После театра целой компанией, на фаэтонах, едем ужинать к художнику Кириллу Зданевичу. <…>

Молодой красивый Николай Шенгелая произносит горячий тост. Он говорит о поэзии, читает стихи, пьет за «сына Грузии Владимира Маяковского».

Маяковский слушает серьезно. Медленно наклонив голову, благодарит.

— Мадлобс… Мадлобели вар…

Утомленная этим длинным, сияющим, полным таких ошеломляющих впечатлений днем, я не принимаю участия в шуме, который царит за столом.

— О чем вы думаете, Галенька? — внезапно спрашивает меня Маяковский.

Я думаю о том, что последние строки стихотворения «Домой», которые еще звучат у меня в ушах, какой-то своей безнадежностью, грустью перекликаются с поэзией Есенина.

Я говорю ему это.

Он долго молчит, глядя перед собой, поворачивая своей большой рукой граненый стакан с красным вином. Потом говорит очень тихо, скорее себе, чем мне:

…и тихим. целующим шпал колени, обнимет мне шею колесо паровоза.

— Вот с чем перекликаются эти стихи, детка.

Галина Катанян. «Азорские острова»

ИЗ ПИСЬМА МАЯКОВСКОГО РАВИЧУ

Одному из своих неуклюжих бегемотов-стихов я приделал такой райский хвостик:

Я хочу быть понят моей страной, а не буду понят — что ж?! По родной стране пройду стороной, как проходит косой дождь.

Несмотря на всю романсовую чувствительность (публика хватается за платки), я эти красивые, подмоченные дождем перышки вырвал.

* * *

Никакой державный цензор так не расправлялся с Пушкиным, как Владимир Маяковский с самим собой.

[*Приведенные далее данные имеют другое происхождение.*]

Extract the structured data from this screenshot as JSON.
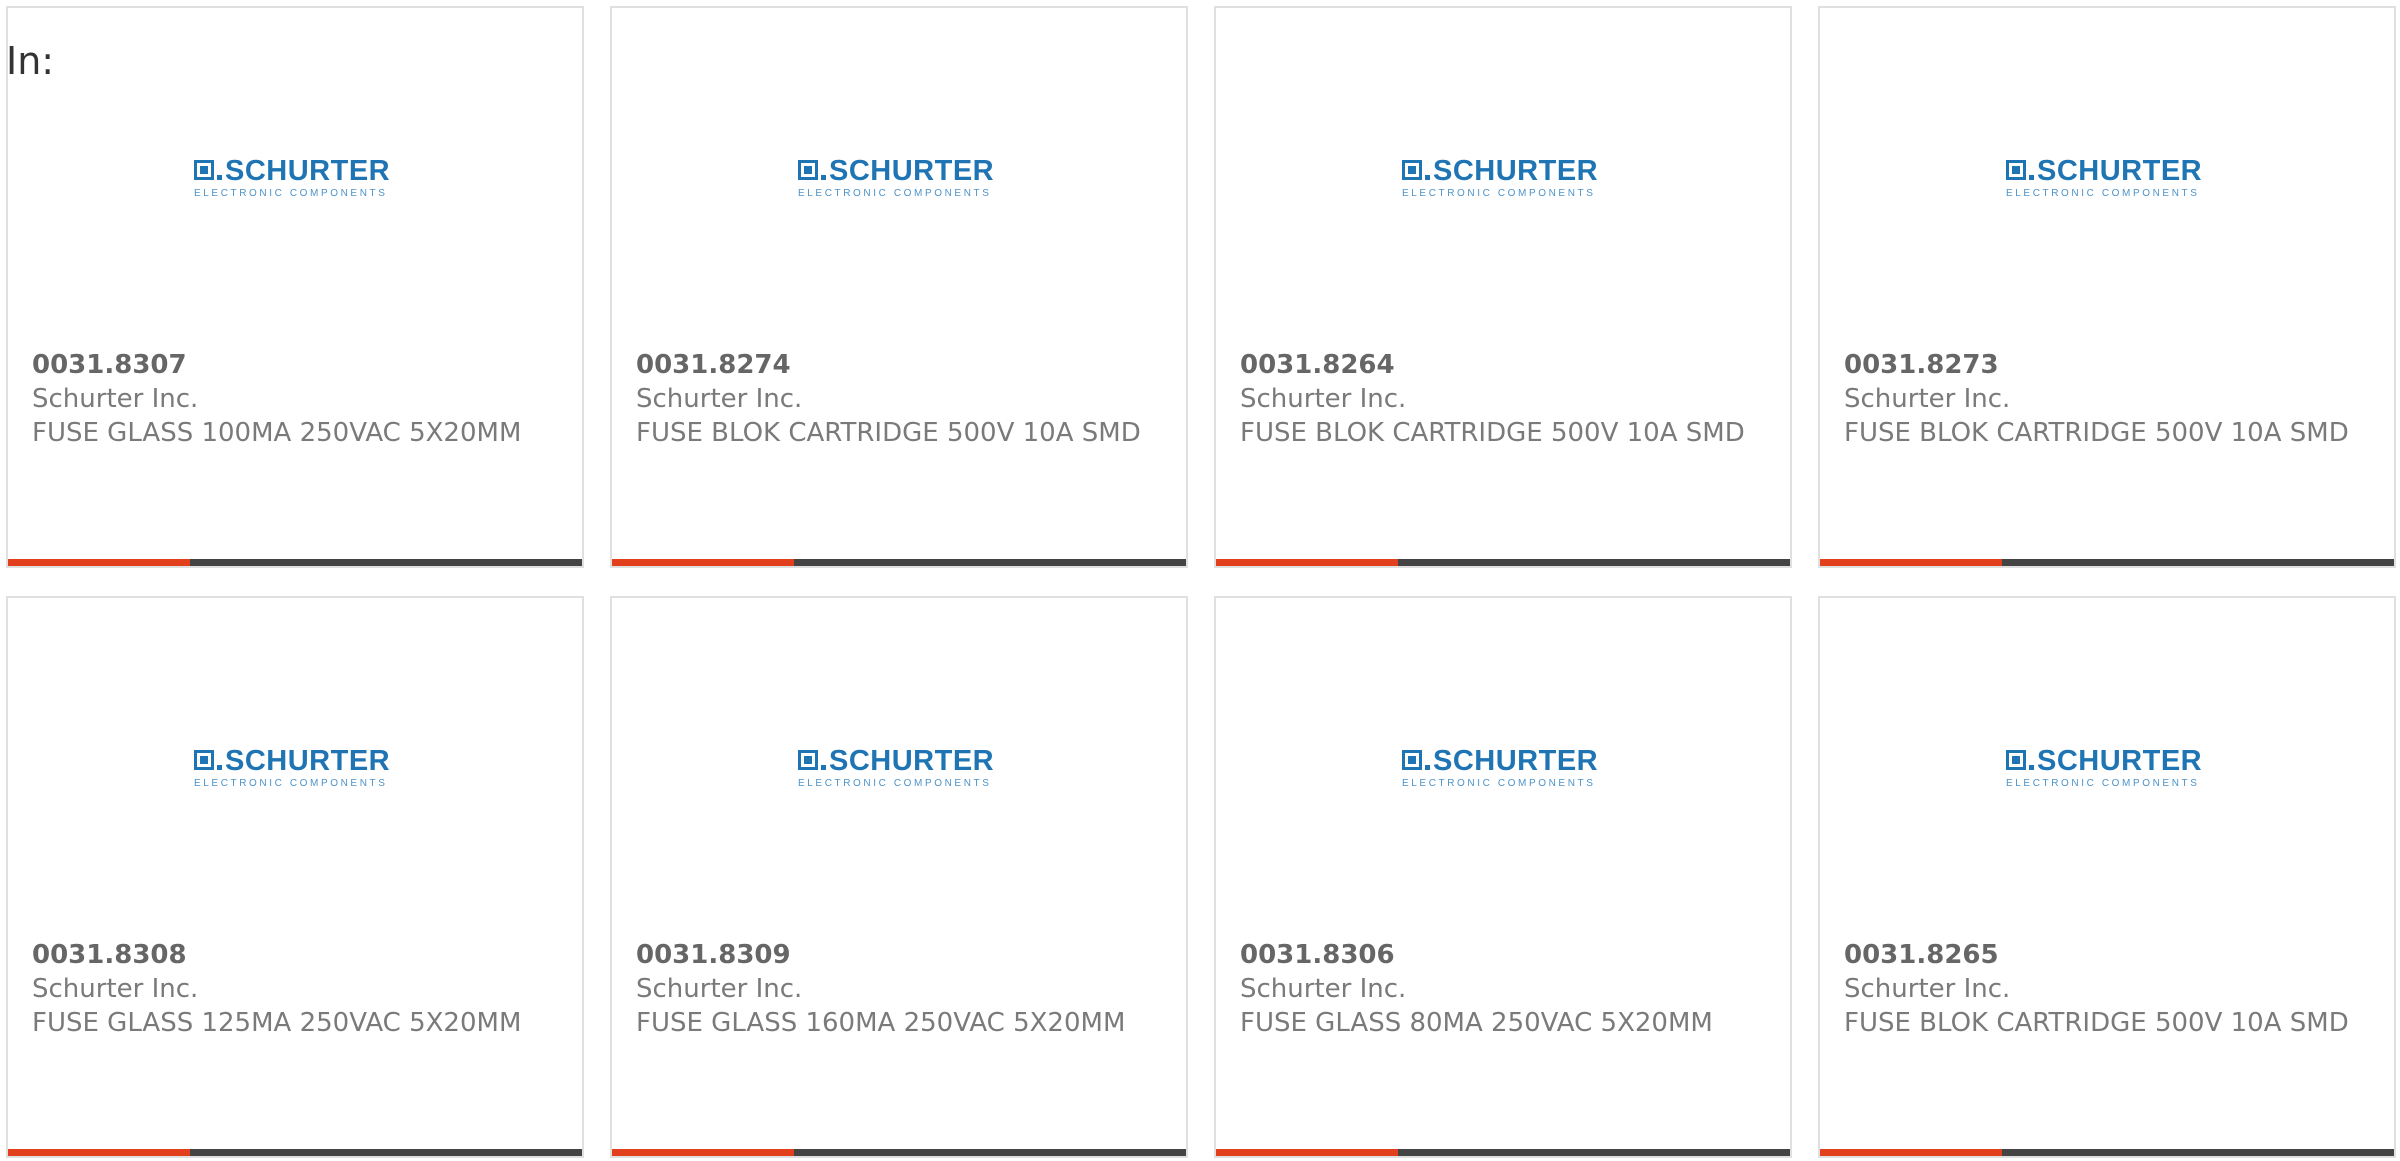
{
  "page": {
    "filter_label": "In:"
  },
  "colors": {
    "brand_blue": "#1f74b4",
    "accent_orange": "#e2401c",
    "bar_dark": "#444444"
  },
  "logo": {
    "word": "SCHURTER",
    "subtitle": "ELECTRONIC COMPONENTS"
  },
  "products": [
    {
      "part_number": "0031.8307",
      "manufacturer": "Schurter Inc.",
      "description": "FUSE GLASS 100MA 250VAC 5X20MM"
    },
    {
      "part_number": "0031.8274",
      "manufacturer": "Schurter Inc.",
      "description": "FUSE BLOK CARTRIDGE 500V 10A SMD"
    },
    {
      "part_number": "0031.8264",
      "manufacturer": "Schurter Inc.",
      "description": "FUSE BLOK CARTRIDGE 500V 10A SMD"
    },
    {
      "part_number": "0031.8273",
      "manufacturer": "Schurter Inc.",
      "description": "FUSE BLOK CARTRIDGE 500V 10A SMD"
    },
    {
      "part_number": "0031.8308",
      "manufacturer": "Schurter Inc.",
      "description": "FUSE GLASS 125MA 250VAC 5X20MM"
    },
    {
      "part_number": "0031.8309",
      "manufacturer": "Schurter Inc.",
      "description": "FUSE GLASS 160MA 250VAC 5X20MM"
    },
    {
      "part_number": "0031.8306",
      "manufacturer": "Schurter Inc.",
      "description": "FUSE GLASS 80MA 250VAC 5X20MM"
    },
    {
      "part_number": "0031.8265",
      "manufacturer": "Schurter Inc.",
      "description": "FUSE BLOK CARTRIDGE 500V 10A SMD"
    }
  ]
}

Марина Цветаева. «Искусство при свете совести»

Я ЗНАЮ СИЛУ СЛОВ…

ХОРОШЕЕ ОТНОШЕНИЕ К ЛОШАДЯМ

Били копыта. Пели будто: — Гриб. Грабь. Гроб. Груб. — Ветром опита, льдом обута, улица скользила. Лошадь на круп грохнулась, и сразу. за зевакой зевака, штаны пришедшие Кузнецким клёшить, сгрудились, смех зазвенел и зазвякал: — Лошадь упала! — — Упала лошадь! — Смеялся Кузнецкий. Лишь один я голос свой не вмешивал в вой ему. Подошел и вижу глаза лошадиные… Улица опрокинулась, течет по-своему… Подошел и вижу — за каплищей каплища по морде катится, прячется в шёрсти… И какая-то общая звериная тоска плеща вылилась из меня и расплылась в шелесте. «Лошадь, не надо. Лошадь, слушайте — чего вы думаете, что вы их плоше? Деточка, все мы немножко лошади, каждый из нас по-своему лошадь». Может быть — старая — и не нуждалась в няньке, может быть, и мысль ей моя казалась пошла, только лошадь рванулась, встала на ноги, ржанула и пошла. Хвостом помахивала. Рыжий ребенок. Пришла веселая, стала в стойло. И все ей казалось — она жеребенок, и стоило жить, и работать стоило.